We're finding more. It is not -- I don't want to overstate it. I think that we have a number of opportunities where we've been a Managed Print provider or an ITO provider, and now, those have come together. But it hasn't been like, just I don't know. I don't want to overstate it. But we've gotten some opportunities, but it has not been just an unlimited supply of things.

Benjamin A. Reitzes - Barclays Capital, Research Division

I just want to get back to acquisitions. I think when those acquisitions, first took place, you guys were kind of on a $200 million to $300 million run rate. And it's kind of gone to $300 million to $400 million. And I think we were expecting around $500 million. But you just said the acquisition pace is slow. Can you just reconcile that? What is the appropriate amount of acquisition that we should expect Xerox needs to spend to keep your business growing?

Lynn R. Blodgett

Yes. Acquisitions, over the last couple of years, I think we're at about $260 million, I mean, plus or minus $10 million, so $260 million, $250 million.

Benjamin A. Reitzes - Barclays Capital, Research Division

So it's never gone above $300 million?

Lynn R. Blodgett

I don't think that...

Jennifer Horsley

No.

Lynn R. Blodgett

We're not And we've said -- you're right that we've said our target really is to have the potential and spending up to $500 million. But we're pretty careful about acquisitions. We've never -- we've always tried not to do acquisitions simply to make a number or to sort of check a box. We do acquisitions if we think we find a well-run company that has a strong management, that fits within our strategic objectives, either of geographic improvement or capability improvement. And over the last couple of years, we just have not seen the opportunities that we have felt want an investment there. You asked about what's the right level. Acquisitions -- we like the growth that comes from acquisition. As I said, if we can target 1% to 3% in growth, that helps us. But the reason for doing acquisitions has a lot less to do with growth and more to do with capability. If we can buy a company that already has a platform, a technology platform and it's an accretive deal, and it adds capability to one of our existing line of service, I'd love rather do that and try to build the thing. And it's always the build versus buy kind of judgment call. But acquisitions, we pick up management talent through acquisitions, we pick up technology through acquisitions. A lot of our R&D people -- when we were -- when ACS was down in one company, you guys don't have a direct R&D budget, and we say, that's right. We don't have a bucket that we unidentify that way. But acquisitions were one of the methods that we use to get technology. So R&D, new capability, management and increased coverage, those would be the main thing -- main benefits that we see coming out of the acquisitions. And so I wouldn't expect that there's going to be a point where we say, you know what, we're sort of there, we don't need -- maybe, but our strategy is not to say, we're going to eliminate acquisitions eventually. We think we can continue to expand our capabilities through acquisitions over the long-haul.

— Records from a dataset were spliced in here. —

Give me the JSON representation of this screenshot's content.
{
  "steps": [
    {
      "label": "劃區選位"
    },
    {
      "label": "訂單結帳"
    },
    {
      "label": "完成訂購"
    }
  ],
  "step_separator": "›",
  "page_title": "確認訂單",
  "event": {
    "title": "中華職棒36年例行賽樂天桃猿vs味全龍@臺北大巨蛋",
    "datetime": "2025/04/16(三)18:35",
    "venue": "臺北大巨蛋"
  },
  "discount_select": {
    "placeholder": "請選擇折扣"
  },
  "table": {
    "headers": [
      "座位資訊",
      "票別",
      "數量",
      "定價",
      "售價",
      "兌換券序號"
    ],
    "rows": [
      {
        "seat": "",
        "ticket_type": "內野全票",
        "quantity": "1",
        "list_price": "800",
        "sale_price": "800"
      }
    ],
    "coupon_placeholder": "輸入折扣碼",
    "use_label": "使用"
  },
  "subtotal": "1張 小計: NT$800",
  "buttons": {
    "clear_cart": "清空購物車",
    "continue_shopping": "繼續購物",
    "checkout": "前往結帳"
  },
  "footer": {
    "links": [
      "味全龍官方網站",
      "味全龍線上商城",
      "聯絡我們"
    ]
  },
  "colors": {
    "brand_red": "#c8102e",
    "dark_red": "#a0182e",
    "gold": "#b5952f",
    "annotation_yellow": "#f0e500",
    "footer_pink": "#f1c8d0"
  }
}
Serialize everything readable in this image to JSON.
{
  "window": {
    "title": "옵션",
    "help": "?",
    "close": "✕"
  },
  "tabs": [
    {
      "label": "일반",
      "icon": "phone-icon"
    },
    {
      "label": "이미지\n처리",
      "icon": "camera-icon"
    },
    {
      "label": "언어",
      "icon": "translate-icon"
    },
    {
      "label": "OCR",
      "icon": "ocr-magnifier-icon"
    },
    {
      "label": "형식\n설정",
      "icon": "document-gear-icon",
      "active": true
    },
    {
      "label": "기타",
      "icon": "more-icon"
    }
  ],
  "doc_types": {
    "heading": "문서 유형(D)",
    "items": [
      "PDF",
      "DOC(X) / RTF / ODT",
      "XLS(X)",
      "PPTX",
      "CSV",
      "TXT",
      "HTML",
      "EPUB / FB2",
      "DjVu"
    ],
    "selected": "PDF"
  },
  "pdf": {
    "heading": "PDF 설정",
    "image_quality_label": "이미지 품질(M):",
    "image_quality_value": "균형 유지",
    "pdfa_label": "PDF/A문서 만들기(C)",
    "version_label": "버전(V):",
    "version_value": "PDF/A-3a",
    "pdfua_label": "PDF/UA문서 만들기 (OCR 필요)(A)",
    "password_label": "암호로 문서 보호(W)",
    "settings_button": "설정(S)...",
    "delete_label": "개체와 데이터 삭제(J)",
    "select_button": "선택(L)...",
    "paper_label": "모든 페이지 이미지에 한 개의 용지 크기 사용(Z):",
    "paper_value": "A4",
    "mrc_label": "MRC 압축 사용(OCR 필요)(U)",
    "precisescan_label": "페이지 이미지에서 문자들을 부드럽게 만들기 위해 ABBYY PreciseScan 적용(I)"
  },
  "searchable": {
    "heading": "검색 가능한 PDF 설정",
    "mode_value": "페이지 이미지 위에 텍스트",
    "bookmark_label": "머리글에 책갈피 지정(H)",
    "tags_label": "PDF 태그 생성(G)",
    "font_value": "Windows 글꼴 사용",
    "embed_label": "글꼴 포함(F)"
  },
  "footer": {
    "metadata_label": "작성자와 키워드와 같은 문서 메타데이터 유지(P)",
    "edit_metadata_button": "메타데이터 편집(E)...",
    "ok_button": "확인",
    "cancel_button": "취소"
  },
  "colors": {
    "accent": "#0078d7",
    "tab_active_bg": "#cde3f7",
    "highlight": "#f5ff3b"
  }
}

Benjamin A. Reitzes - Barclays Capital, Research Division

Okay. And let's just say, you had budgeted some higher number and there's a couple hundred million, maybe Jennifer, you're the right one with this, does this mean, more goes to share repo or is it debt pay down?

Jennifer Horsley

When you look at the capital allocation guidance for this year, we've got $400 million as kind of a minimum for share repurchase, as well as debt repayment, $400 million. So I think as we move through the year, depending on where acquisitions are trending, I think that you could see more, definitely, being allocated to share repurchase and potentially, to debt repayment. But obviously...

Lynn R. Blodgett

The debt, is not necessary, I guess, at this point, to go much above $400 million.

Jennifer Horsley

That's right.

Benjamin A. Reitzes - Barclays Capital, Research Division

All right. Well. let's take some questions from the room. We do have some time. And we're going to have a breakout session also in room 403. Any questions? Right over there.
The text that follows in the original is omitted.